Cette décision du Tribunal Suprême est extrêmement intéressante et doit faire jurisprudence.

En effet, le Tribunal Suprême a affirmé clairement qu’il entendait contrôler la légalité des décisions refusant de renouveler un certificat de domicile.

Le Juge doit pouvoir contrôler l’exactitude matérielle des éléments fournis par les parties

Pour apprécier cette légalité, le Juge doit pouvoir contrôler l’exactitude matérielle des éléments de fait avancés par l’Administration.

Il est nécessaire pour cela que l’Administration communique les enquêtes sur lesquelles elle s’est fondée pour prendre sa décision.

Ainsi, cette jurisprudence du Tribunal Suprême, qui est conforme aux grands principes du droit, permet de rétablir l’égalité entre le contribuable et l’Administration et de garantir le caractère contradictoire de la procédure de renouvellement du certificat de domicile.

Elle assure une répartition équitable de la charge de la preuve entre le contribuable et l’Administration et affirme que le pouvoir du Ministre d’Etat n’est pas en la matière un pouvoir discrétionnaire. Le Ministre doit justifier sa décision sur la base d’éléments de fait qu’il appartient au Juge d’interpréter en cas de désaccord entre le contribuable et l’Administration.

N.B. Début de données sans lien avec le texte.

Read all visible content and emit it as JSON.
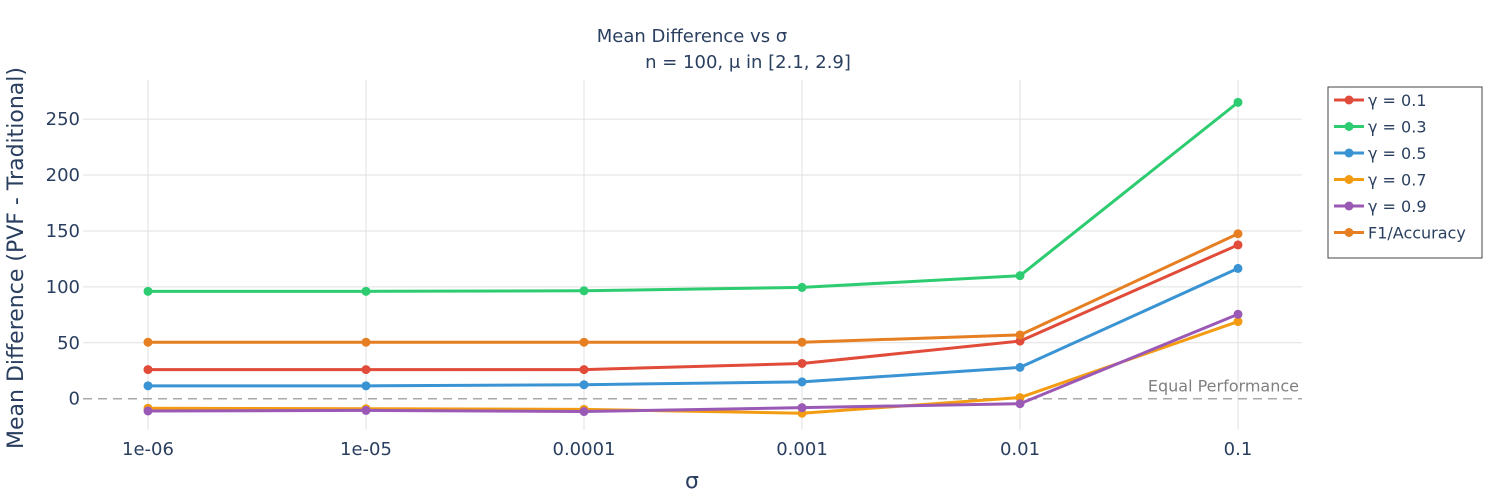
{
  "chart_data": {
    "type": "line",
    "title": "Mean Difference vs σ",
    "subtitle": "n = 100, μ in [2.1, 2.9]",
    "xlabel": "σ",
    "ylabel": "Mean Difference (PVF - Traditional)",
    "x": [
      "1e-06",
      "1e-05",
      "0.0001",
      "0.001",
      "0.01",
      "0.1"
    ],
    "xscale": "log",
    "ylim": [
      -28,
      285
    ],
    "yticks": [
      0,
      50,
      100,
      150,
      200,
      250
    ],
    "grid": true,
    "legend_position": "top-right",
    "reference_line": {
      "y": 0,
      "style": "dashed",
      "color": "#a9a9a9",
      "label": "Equal Performance"
    },
    "series": [
      {
        "name": "γ = 0.1",
        "color": "#e04b3a",
        "values": [
          26,
          26,
          26,
          31.5,
          51.5,
          137.5
        ]
      },
      {
        "name": "γ = 0.3",
        "color": "#2ecc71",
        "values": [
          96,
          96,
          96.5,
          99.5,
          110,
          265
        ]
      },
      {
        "name": "γ = 0.5",
        "color": "#3a94d4",
        "values": [
          11.5,
          11.5,
          12.5,
          15,
          28,
          116.5
        ]
      },
      {
        "name": "γ = 0.7",
        "color": "#f39c12",
        "values": [
          -8.5,
          -9,
          -9.5,
          -13,
          1,
          69
        ]
      },
      {
        "name": "γ = 0.9",
        "color": "#9b59b6",
        "values": [
          -11,
          -10.5,
          -11.5,
          -8,
          -4.5,
          75.5
        ]
      },
      {
        "name": "F1/Accuracy",
        "color": "#e67e22",
        "values": [
          50.5,
          50.5,
          50.5,
          50.5,
          57,
          147.5
        ]
      }
    ]
  }
}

De son côté, le Conseil d’Etat français a précisé qu’il incombe à l’Administration d’informer le contribuable dont elle envisage d’arrêter en tout ou partie les bases d’imposition par voie de taxation ou d’évaluation d’office de la teneur des renseignements qu’elle a pu recueillir et qu’elle a effectivement utilisé pour procéder aux redressements afin que l’intéressé ait la possibilité de demander, avant la mise en recouvrement des impositions, que les documents qui contiennent ces renseignements soient mis à sa disposition.

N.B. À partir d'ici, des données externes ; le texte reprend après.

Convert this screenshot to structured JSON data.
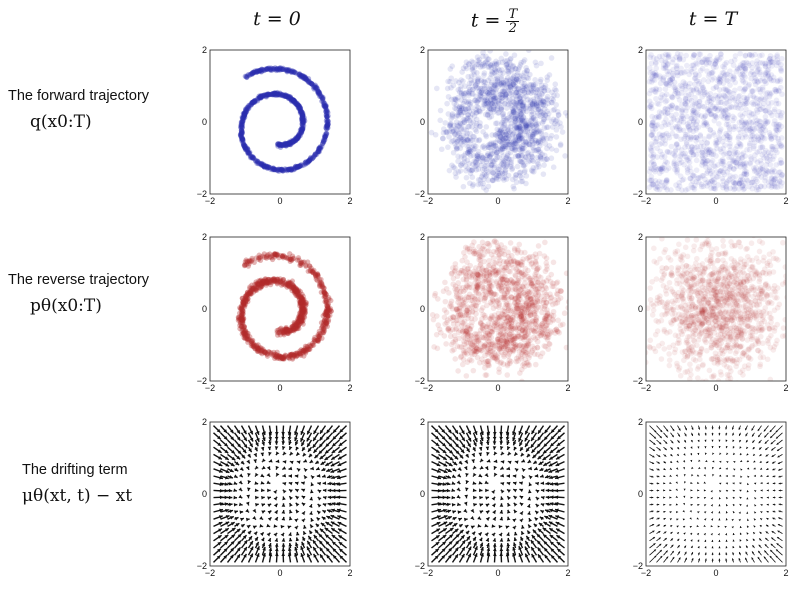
{
  "column_titles": [
    {
      "prefix": "t = 0",
      "num": "",
      "den": ""
    },
    {
      "prefix": "t = ",
      "num": "T",
      "den": "2"
    },
    {
      "prefix": "t = T",
      "num": "",
      "den": ""
    }
  ],
  "row_labels": [
    {
      "text": "The forward trajectory",
      "math": "q(x0:T)"
    },
    {
      "text": "The reverse trajectory",
      "math": "pθ(x0:T)"
    },
    {
      "text": "The drifting term",
      "math": "μθ(xt, t) − xt"
    }
  ],
  "colors": {
    "forward": "#2a2fb0",
    "reverse": "#b22a2a",
    "drift": "#111111"
  },
  "chart_data": [
    {
      "type": "scatter",
      "row": 0,
      "col": 0,
      "description_level": "spiral",
      "noise": 0.02,
      "xlim": [
        -2,
        2
      ],
      "ylim": [
        -2,
        2
      ],
      "xticks": [
        -2,
        0,
        2
      ],
      "yticks": [
        -2,
        0,
        2
      ]
    },
    {
      "type": "scatter",
      "row": 0,
      "col": 1,
      "noise": 0.35,
      "xlim": [
        -2,
        2
      ],
      "ylim": [
        -2,
        2
      ],
      "xticks": [
        -2,
        0,
        2
      ],
      "yticks": [
        -2,
        0,
        2
      ]
    },
    {
      "type": "scatter",
      "row": 0,
      "col": 2,
      "noise": 1.0,
      "xlim": [
        -2,
        2
      ],
      "ylim": [
        -2,
        2
      ],
      "xticks": [
        -2,
        0,
        2
      ],
      "yticks": [
        -2,
        0,
        2
      ]
    },
    {
      "type": "scatter",
      "row": 1,
      "col": 0,
      "noise": 0.05,
      "xlim": [
        -2,
        2
      ],
      "ylim": [
        -2,
        2
      ],
      "xticks": [
        -2,
        0,
        2
      ],
      "yticks": [
        -2,
        0,
        2
      ]
    },
    {
      "type": "scatter",
      "row": 1,
      "col": 1,
      "noise": 0.35,
      "xlim": [
        -2,
        2
      ],
      "ylim": [
        -2,
        2
      ],
      "xticks": [
        -2,
        0,
        2
      ],
      "yticks": [
        -2,
        0,
        2
      ]
    },
    {
      "type": "scatter",
      "row": 1,
      "col": 2,
      "noise": 0.9,
      "xlim": [
        -2,
        2
      ],
      "ylim": [
        -2,
        2
      ],
      "xticks": [
        -2,
        0,
        2
      ],
      "yticks": [
        -2,
        0,
        2
      ]
    },
    {
      "type": "quiver",
      "row": 2,
      "col": 0,
      "strength": 1.0,
      "xlim": [
        -2,
        2
      ],
      "ylim": [
        -2,
        2
      ],
      "xticks": [
        -2,
        0,
        2
      ],
      "yticks": [
        -2,
        0,
        2
      ]
    },
    {
      "type": "quiver",
      "row": 2,
      "col": 1,
      "strength": 1.0,
      "xlim": [
        -2,
        2
      ],
      "ylim": [
        -2,
        2
      ],
      "xticks": [
        -2,
        0,
        2
      ],
      "yticks": [
        -2,
        0,
        2
      ]
    },
    {
      "type": "quiver",
      "row": 2,
      "col": 2,
      "strength": 0.35,
      "xlim": [
        -2,
        2
      ],
      "ylim": [
        -2,
        2
      ],
      "xticks": [
        -2,
        0,
        2
      ],
      "yticks": [
        -2,
        0,
        2
      ]
    }
  ]
}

L’obligation de mise à disposition des documents, qui pèse sur le service en cas de demande du contribuable, concerne aussi bien les pièces contenant les renseignements utilisés pour déterminer l’assiette de l’imposition que celles ayant servi à établir la domiciliation en France du contribuable (C.E. 24 novembre 1997).

LES CIRCONSTANCES QUI JUSTIFIENT LE NON RENOUVELLEMENT DU CERTIFICAT DE DOMICILE

Un arrêt du Tribunal Suprême de la Principauté de Monaco, du 19 mars 2007, montre dans quelles circonstances, un refus de renouvellement du Certificat de domicile peut être fondé.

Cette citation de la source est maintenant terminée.